Daegu Contemporary Art Festival
The Daegu Contemporary Art Festival was an annual contemporary art festival held in Daegu between 1974 and 1979. Three-dimensional works and paintings were frequently presented in the festival. The first exhibition (1974) and second exhibitions were primarily held in indoor exhibition halls, but the third exhibition expanded its venue to include both indoor and outdoor spaces. This third exhibition was divided into two parts, a major component of which was Lee Kangso, Park Hyunki, Chong Jaekyoo, Lee Jongyoon, and Jang Jeongjin’s collective outdoors piece titled Event in Nature. In addition, the Korean Art Association board members, including Park Seobo and Ha Chonghyun, came to Daegu to moderate a panel discussion about contemporary art and the concerns of avant-garde artists for the third exhibition. In the fourth exhibition, a significant inclusion was the video works of Park Hyunki, Kim Deoknyun, and Kim Youngjin, while in the fifth and final iteration of the festival, Lee Kun-Yong reenacted his piece Logic of Place, initially staged at the AG Exhibition (1975). In the contemporary period, The Gangjeong Daegu Contemporary Art Festival (Gangjeong daegu hyundae misulje), incepted in 2012, has continued in its tradition.
Video art
A genre of modern art that uses video as a medium. After Paik Nam June created the first works of video art in 1963, the genre spread internationally. Video art explored new artistic possibilities using advanced technology and embodied a rejection of conventional art media. Video art was quick to drawn critical attention because of the relative immediacy that underlies the creation and display of such works, and the efficiency of the medium as means to portray and interlink a large number of images. Following Paik Nam June ’s early experiments with TV monitor installations in the 1960s, in the 1970s new forms of work emerged that combined video and performance art.
Korean Experimental Artists Exhibition
The Korean Experimental Artists Exhibition was an exhibition on experimental art held by artists from Daegu, including Lee Kangso, Lee Hyangmi, Park Hyunki, and Hwang Hyunwook, from March 6 through June 11, 1974 at the Daegu Department Store Gallery. After forming a collective called Sincheje with his colleagues from the Department of Painting in the College of Fine Arts at Seoul National University in 1969, Lee Kangso joined the Korean Avant Garde Association (AG) in 1971. In 1973, Lee moved to his hometown Daegu and organized the Invitational Exhibition of Contemporary Artists at the Daegu Department Store Gallery. In March 1974, twelve artists, including Lee Kangso and his fellow local artists, held the Korean Experimental Artists Exhibition, which was followed by the first Daegu Contemporary Art Festival, the first large-scale regional exhibition on experimental art in South Korea, held in October.
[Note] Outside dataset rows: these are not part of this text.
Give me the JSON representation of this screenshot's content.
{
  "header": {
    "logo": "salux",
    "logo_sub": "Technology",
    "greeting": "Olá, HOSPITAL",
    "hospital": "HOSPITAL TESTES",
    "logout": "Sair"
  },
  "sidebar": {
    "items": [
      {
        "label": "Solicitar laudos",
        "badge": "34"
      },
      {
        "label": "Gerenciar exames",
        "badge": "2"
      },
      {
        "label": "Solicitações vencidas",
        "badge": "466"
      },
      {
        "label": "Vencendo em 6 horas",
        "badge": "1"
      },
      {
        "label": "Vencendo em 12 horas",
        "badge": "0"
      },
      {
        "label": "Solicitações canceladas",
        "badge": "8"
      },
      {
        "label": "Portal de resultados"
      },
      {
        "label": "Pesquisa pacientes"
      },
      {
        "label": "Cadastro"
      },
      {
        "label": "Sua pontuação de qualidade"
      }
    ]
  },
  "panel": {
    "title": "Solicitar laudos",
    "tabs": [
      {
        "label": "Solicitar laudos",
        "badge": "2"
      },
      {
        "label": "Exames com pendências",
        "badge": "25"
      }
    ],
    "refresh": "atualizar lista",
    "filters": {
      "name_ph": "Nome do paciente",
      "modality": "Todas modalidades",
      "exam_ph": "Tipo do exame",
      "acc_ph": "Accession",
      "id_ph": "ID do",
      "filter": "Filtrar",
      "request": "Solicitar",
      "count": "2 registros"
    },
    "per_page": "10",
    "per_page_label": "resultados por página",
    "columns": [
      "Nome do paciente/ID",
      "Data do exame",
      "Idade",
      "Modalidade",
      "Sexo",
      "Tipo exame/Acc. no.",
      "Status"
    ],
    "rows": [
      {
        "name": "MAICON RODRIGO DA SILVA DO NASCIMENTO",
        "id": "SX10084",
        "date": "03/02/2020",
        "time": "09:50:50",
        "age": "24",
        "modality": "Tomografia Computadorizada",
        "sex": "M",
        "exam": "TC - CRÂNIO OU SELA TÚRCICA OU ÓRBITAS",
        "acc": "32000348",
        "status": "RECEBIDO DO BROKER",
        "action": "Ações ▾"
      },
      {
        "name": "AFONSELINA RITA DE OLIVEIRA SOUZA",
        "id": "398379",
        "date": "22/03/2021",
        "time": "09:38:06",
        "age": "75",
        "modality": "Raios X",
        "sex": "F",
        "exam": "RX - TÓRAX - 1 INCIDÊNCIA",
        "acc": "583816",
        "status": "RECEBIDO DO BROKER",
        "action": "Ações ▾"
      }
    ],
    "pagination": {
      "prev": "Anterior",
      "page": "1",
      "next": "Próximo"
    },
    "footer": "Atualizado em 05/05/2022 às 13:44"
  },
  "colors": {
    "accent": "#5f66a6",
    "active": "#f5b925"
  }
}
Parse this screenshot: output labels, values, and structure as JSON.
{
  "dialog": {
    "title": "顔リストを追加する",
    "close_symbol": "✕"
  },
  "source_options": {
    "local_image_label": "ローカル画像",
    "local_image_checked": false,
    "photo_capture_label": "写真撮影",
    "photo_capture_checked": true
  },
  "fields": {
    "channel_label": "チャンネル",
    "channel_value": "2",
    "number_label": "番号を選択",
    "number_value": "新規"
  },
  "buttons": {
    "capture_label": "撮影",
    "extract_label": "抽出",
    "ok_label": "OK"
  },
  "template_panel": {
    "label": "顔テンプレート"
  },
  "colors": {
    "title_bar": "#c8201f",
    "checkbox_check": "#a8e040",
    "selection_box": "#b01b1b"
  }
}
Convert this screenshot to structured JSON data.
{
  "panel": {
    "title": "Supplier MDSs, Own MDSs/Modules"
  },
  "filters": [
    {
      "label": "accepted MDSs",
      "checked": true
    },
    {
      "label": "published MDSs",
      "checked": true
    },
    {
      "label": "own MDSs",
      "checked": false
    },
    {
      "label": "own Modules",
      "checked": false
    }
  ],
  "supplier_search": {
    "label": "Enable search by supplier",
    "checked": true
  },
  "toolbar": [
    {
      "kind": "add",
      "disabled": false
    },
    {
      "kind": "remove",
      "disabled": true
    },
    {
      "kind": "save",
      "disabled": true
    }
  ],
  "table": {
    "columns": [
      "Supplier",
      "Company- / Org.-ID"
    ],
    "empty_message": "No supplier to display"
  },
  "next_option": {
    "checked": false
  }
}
In February 1975, they formed the group 35/128 (meaning the longitude and latitude of Daegu) as a parent organization to continuously host the Daegu Contemporary Art Festival and held its inaugural exhibition. The Daegu Contemporary Art Festival, which was held five times until 1979, influenced the subsequent emergence of regional avant-garde art festivals like the Busan Contemporary Art Festival, the Gwangju Contemporary Art Festival, and the Jeonbuk Contemporary Art Festival. According to Lee Kangso’s recollection, avant-garde artists of Daegu at the time set their priority to “helping each other understand art and identify with cooperating so that the art form of world communication could be materialized in a short time.”
Media art
Media art refers to artworks produced using media scientific technology. It is also called new media art. The term became popularized as it was used by Les Levine in the Software exhibition held at the Jewish Museum in New York in 1970. Media art utilizes as its main media the primary means of communication in contemporary society, including books, magazines, newspapers, films, radio, televisions, videos, and computers. In and after the 1980s, a vast body of works that were based on computer technology and emphasized interaction between them and the audience were created, leading to the emergence of interactive art.
Performance
Performance is a genre within which artists use their voice, body, and objects to express their artistic vision through live action. It became popularized after World War II as an experimental genre through the work of John Cage and Merce Cunningham. Performance can be related to other movements of the period such as action painting, body art, happening, process art, Fluxus, and conceptual art. It is characterized by audience participation, improvisation, spontaneity, and provocativeness. The first work of performance in Korea is widely considered to be The Happening with Plastic Umbrellas and Candle Lights performed by Kang Kukjin, Chung Chanseung, Kim Youngja, Jung Kangja, Shim Sunhee, and Kim Inwhan during the Union Exhibition of Korean Young Artists held at the Korean Information Service Gallery in December 1967.